En réalité, ce sont juste 16 familles et une trentaine d’hommes célibataires qui n’ont pas trouvé d’autre lieu pour se loger que cet immeuble à la limite de la sécurité et de l’insalubrité.

Le 14 rue Fiocca est connu depuis plusieurs années déjà pour héberger des personnes avec ou sans papiers, salariés ou non, des enfants scolarisés de la maternelle à l’université...Un immeuble à l’image de la ville, qui s’arrange avec la misère parce qu’il n’y a pas le choix, qu’il faut vivre et protéger les enfants. Le squat est devenu à Marseille une façon comme une autre de se loger, parce que les loyers sont inaccessibles même pour les salariés, parce que la pauvreté augmente, et que la spéculation immobilière est devenue une activité aussi populaire que la pétanque. Des immeubles vides et des familles à la rue, une ville incapable de loger ses habitants, voilà l’explication de ce squat.

Immeuble racheté par les fonds de pensions américains, qui louent aujourd’hui des appartements de la rue de la République plus de 1000 euros pour un T5,5 fois plus qu’avant l’achat !! Plus de place pour les pauvres, foutez le camp du centre ville, on ne veut plus de vous ici !

La majorité des familles font partie du Comité Chômeurs et du Collectif des Sans Papiers, et se battent depuis plusieurs mois pour tenter de trouver une issue à cette situation. On savait que la situation ne pouvait pas perdurer ce qu’on voulait c’était trouver une solution humaine. Le combat c’était le relogement et la régularisation des familles sans papiers, et surtout pas d’expulsion sans relogement digne de ce nom.

En septembre, il y eut une rumeur d’expulsion, nous avions organisé une semaine de veille tous les matins à 6h devant l’immeuble avec d’autres organisations et associations. La semaine dernière encore on alertait la préfecture sur l’angoisse des familles, « Mais non il n’y a rien de prévu, on n’est pas au courant ! » Evidemment ces mensonges pour être sûr que personne ne viendrait troubler une expulsion qui rendrait son bien à une société d’investissement immobilier et aiderait le maire de Marseille à « nettoyer » le centre ville.

Rachid à 8h00, ne trouvait pas du tout qu’on l’avait traité « dignement » (dixit Monsieur le Préfet), ni les jeunes mineurs que l’on a menottés avant de les laisser repartir en ayant à peine le temps de prendre leurs affaires pour ceux qui ont pu les récupérer...Enfin ils s’en sortent mieux que les 12 célibataires sans papiers expédiés au centre de rétention d’Arenc.

Mme B a trouvé que les policiers avaient été gentils, mais c’est en pleurant avec ses enfants et les 16 autre familles que je les ai vus partir dans le bus.
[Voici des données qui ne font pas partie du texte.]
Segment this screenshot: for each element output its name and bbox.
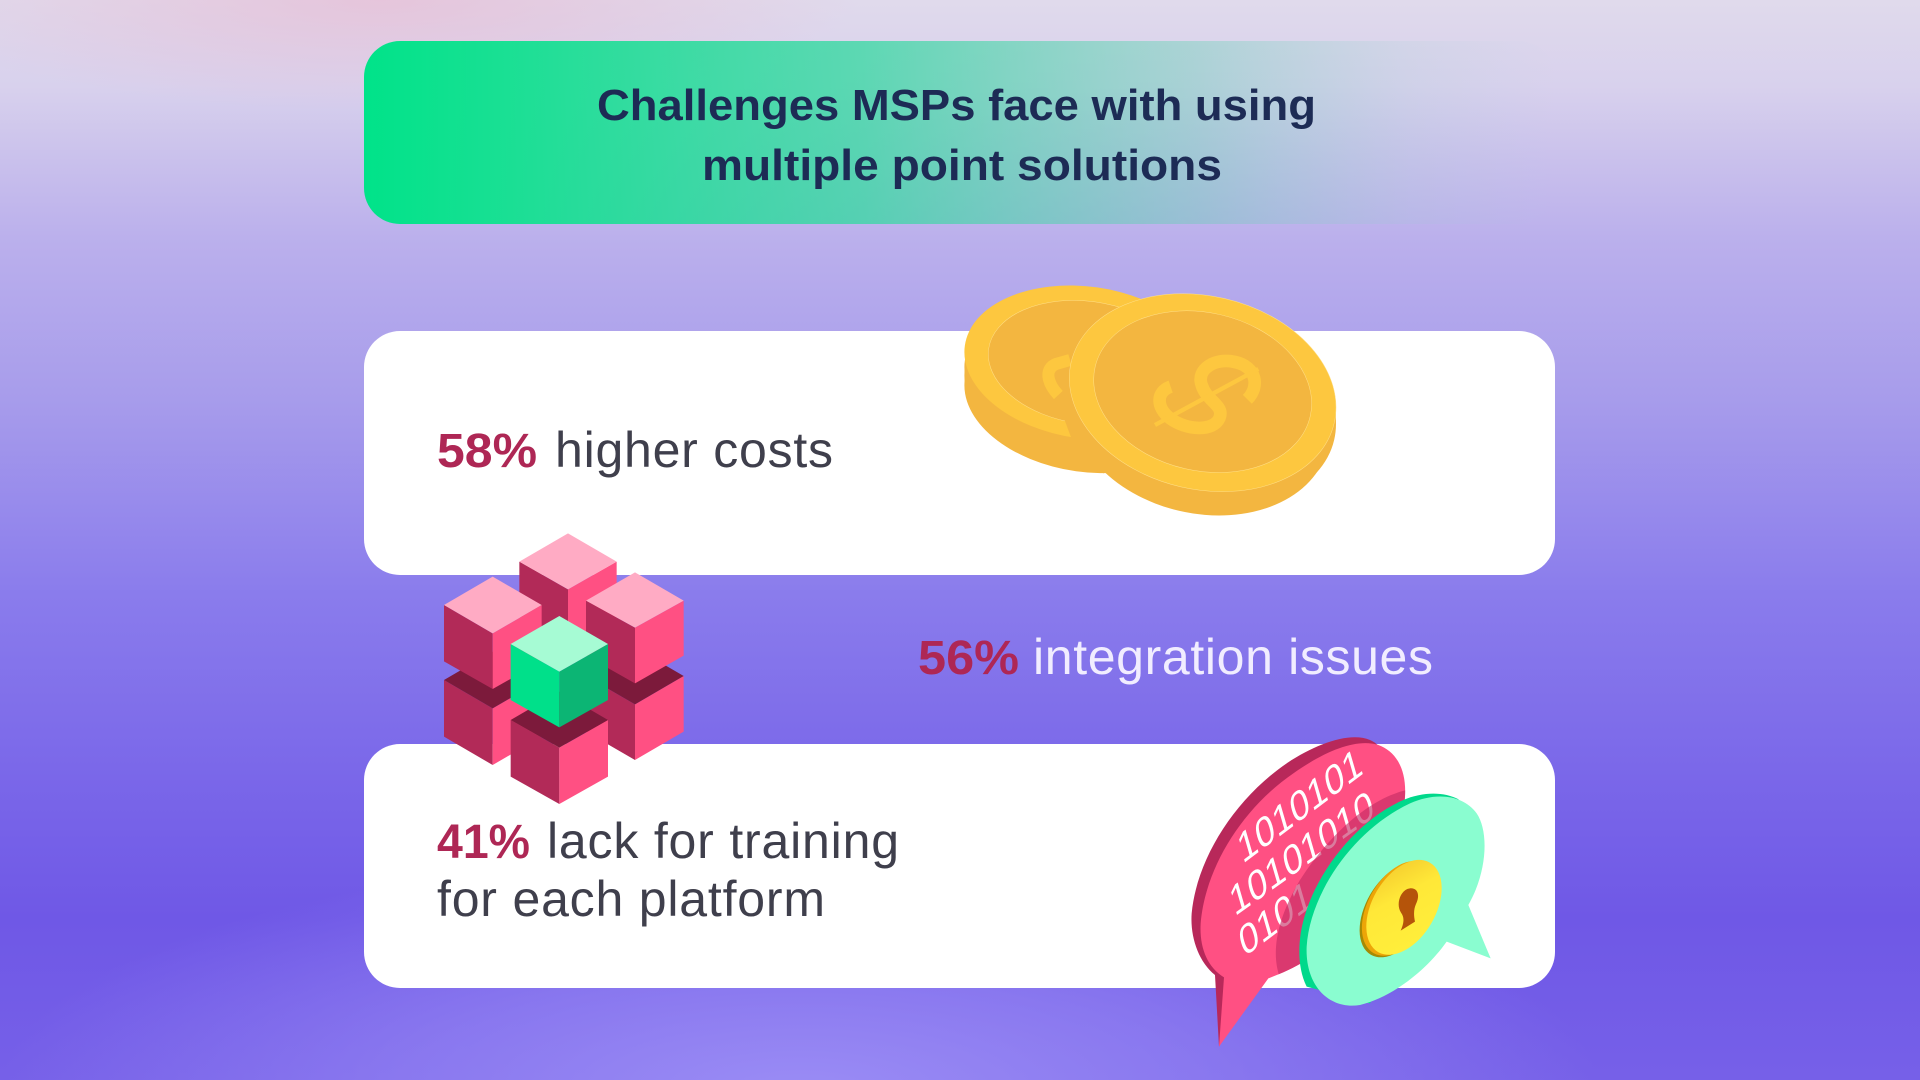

Pas possible de se parler face à face, et c’est seulement par téléphone et au travers de la vitre du bus, qu’elle m’explique qu’elle ne sait pas très bien où on l’emmène, et me demande d’appeler sa patronne pour lui expliquer qu’elle ne pourra pas venir travailler aujourd’hui.

Une heure plus tard, Mme B me rappelle : « Toutes les familles sont au centre d’hébergement d’urgence de la Batarelle, ils sont en train de prendre le petit-déjeuner, il y a du chocolat chaud et le personnel de la sécurité civile a remplacé celui de la police. Les voix se détendent, mais on commence à réaliser que l’avenir est toujours aussi incertain que la veille et que ces derniers mois. »

10h30, conférence de presse de M.Frémont, le tout en grande pompe, devant le 14 rue Fiocca, sur « le terrain » comme l’affectionne tellement M.Sarkozy. Comme si cet immeuble délabré était devenu un trophée, une victoire de l’Etat sur ses habitants. C’est ridicule ! Une petite visite guidée aux journalistes pour expliquer à quel point il était urgent d’évacuer les murs. On improvise une manif, on sort la banderole, on crie, on montre notre désaccord sur ces manières de faire et le non dialogue. Mais non, rien, le préfet sort, enfonce ses épaules dans son manteau et sans un regard quitte « le terrain ».

Mais les gens dans tout ça ? Et bien les familles en règle seront relogées : Où ? Quand ? personne ne peut répondre, et cette question est presque perçue comme une provocation, « C’est déjà bien qu’on les ait sorties de là », ah bon ? Pour les familles sans papier, les enfants finiront l’année scolaire et ensuite tout le monde sera gentiment ramené dans son pays d’origine. Votre fille est née en France ? Votre fils passe son bac ? Vous avez un travail ? Peu importe ! Et les célibataires les autres ceux qui ne sont pas en prison, et ben, ils se débrouillent, ils ont 12 heures pour trouver un toit.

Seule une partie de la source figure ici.